Solemos guardar las esponjas en la bañera o la ducha, lugares muy húmedos, por lo que la esponja se convierte en un criadero de bacterias y hongos. Aunque laves la esponja cuando te duches no es suficiente ya que las células muertas quedan en los pliegues de la esponja y no queda lo suficientemente limpia.

Incluso pueden llegar a causar infecciones si tenemos alguna pequeña herida abierta. Si no eres capaz lavarte sin esponja, lo mejor es que utilices una hecha con fibras naturales que contienen enzimas que controlan el crecimiento de bacterias. Procura escurrirla bien después de usarla y déjala secar fuera de la ducha en un lugar seco y fresco. Es recomendable cambiarla una vez al mes.

4) Pasta de dientes blanqueadora

La Organización de Consumidores y Usuarios (OCU), después de analizar varias pastas dentífricas anunciadas como blanqueadoras, concluyó que ninguna de ellas debería llamarse “blanqueante” ya que “cambian muy poco o nada el color de los dientes”.

Estos dentífricos con su poder abrasivo, pueden llegar a dañar el esmalte.
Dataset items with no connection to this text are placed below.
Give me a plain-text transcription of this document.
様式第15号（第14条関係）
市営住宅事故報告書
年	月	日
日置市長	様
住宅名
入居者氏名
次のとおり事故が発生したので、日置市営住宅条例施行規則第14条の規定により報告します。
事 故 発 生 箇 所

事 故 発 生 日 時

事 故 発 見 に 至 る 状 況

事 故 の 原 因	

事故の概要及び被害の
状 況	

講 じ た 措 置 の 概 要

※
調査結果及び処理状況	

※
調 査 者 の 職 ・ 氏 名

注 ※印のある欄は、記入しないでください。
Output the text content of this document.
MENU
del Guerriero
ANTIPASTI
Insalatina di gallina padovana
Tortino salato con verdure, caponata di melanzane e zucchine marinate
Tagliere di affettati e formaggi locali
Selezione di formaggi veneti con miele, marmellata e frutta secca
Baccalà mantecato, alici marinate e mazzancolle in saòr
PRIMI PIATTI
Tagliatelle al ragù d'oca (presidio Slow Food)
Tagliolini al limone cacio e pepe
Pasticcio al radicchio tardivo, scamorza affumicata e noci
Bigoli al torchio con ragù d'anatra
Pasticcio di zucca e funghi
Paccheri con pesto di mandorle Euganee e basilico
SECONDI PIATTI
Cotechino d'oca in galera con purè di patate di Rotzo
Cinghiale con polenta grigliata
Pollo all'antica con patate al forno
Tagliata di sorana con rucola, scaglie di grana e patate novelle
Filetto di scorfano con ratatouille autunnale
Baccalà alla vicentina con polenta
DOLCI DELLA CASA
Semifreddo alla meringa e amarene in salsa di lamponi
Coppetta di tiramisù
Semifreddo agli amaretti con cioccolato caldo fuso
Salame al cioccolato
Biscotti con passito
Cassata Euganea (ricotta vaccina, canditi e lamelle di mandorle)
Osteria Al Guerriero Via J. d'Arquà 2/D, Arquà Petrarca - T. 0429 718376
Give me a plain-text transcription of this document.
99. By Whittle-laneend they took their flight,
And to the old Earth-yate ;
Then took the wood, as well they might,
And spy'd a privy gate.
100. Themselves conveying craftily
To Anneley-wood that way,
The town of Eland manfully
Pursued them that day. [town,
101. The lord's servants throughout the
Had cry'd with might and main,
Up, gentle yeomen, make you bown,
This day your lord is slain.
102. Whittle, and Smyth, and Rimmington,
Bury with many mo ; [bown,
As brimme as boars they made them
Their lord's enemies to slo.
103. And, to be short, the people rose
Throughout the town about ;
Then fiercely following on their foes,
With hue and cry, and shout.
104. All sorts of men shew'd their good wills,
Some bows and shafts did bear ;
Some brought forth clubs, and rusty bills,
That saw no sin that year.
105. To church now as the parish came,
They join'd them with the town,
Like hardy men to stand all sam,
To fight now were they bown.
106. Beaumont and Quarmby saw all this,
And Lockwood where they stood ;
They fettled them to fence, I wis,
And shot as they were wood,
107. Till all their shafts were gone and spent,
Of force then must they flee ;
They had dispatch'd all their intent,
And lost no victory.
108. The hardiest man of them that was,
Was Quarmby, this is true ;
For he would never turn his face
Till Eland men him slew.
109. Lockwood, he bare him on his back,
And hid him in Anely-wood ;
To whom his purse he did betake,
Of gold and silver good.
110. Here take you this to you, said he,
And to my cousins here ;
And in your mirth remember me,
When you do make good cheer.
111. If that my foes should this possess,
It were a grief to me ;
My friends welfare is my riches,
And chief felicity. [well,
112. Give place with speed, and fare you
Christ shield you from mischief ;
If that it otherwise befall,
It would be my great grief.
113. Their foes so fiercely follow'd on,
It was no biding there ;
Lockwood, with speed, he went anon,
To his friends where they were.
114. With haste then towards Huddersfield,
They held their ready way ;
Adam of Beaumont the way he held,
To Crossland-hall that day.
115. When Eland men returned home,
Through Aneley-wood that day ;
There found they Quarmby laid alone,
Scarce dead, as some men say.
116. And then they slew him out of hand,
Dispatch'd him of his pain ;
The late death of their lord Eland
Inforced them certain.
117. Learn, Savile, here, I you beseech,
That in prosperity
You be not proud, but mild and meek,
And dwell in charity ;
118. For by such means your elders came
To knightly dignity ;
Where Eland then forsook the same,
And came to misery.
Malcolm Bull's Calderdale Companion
Lo recomendable es un buen cepillado tras cada comida y utilizar la pasta de dientes correspondiente.

Tampoco se recomienda el uso de remedios caseros como el bicarbonato sódico, con un alto poder abrasivo, o cítricos como el limón, que perjudican el esmalte y hacen que los dientes pierdan el tono y la vitalidad.

5) Herramientas de manicura

En la piel tenemos infinidad de bacterias, cuando utilizamos cualquier instrumento de manicura estamos transfiriendo esas bacterias a las herramientas. Si no los limpiamos y desinfectamos adecuadamente, la próxima vez que las utilicemos podemos estar expuestos a un importante foco de infecciones para la piel.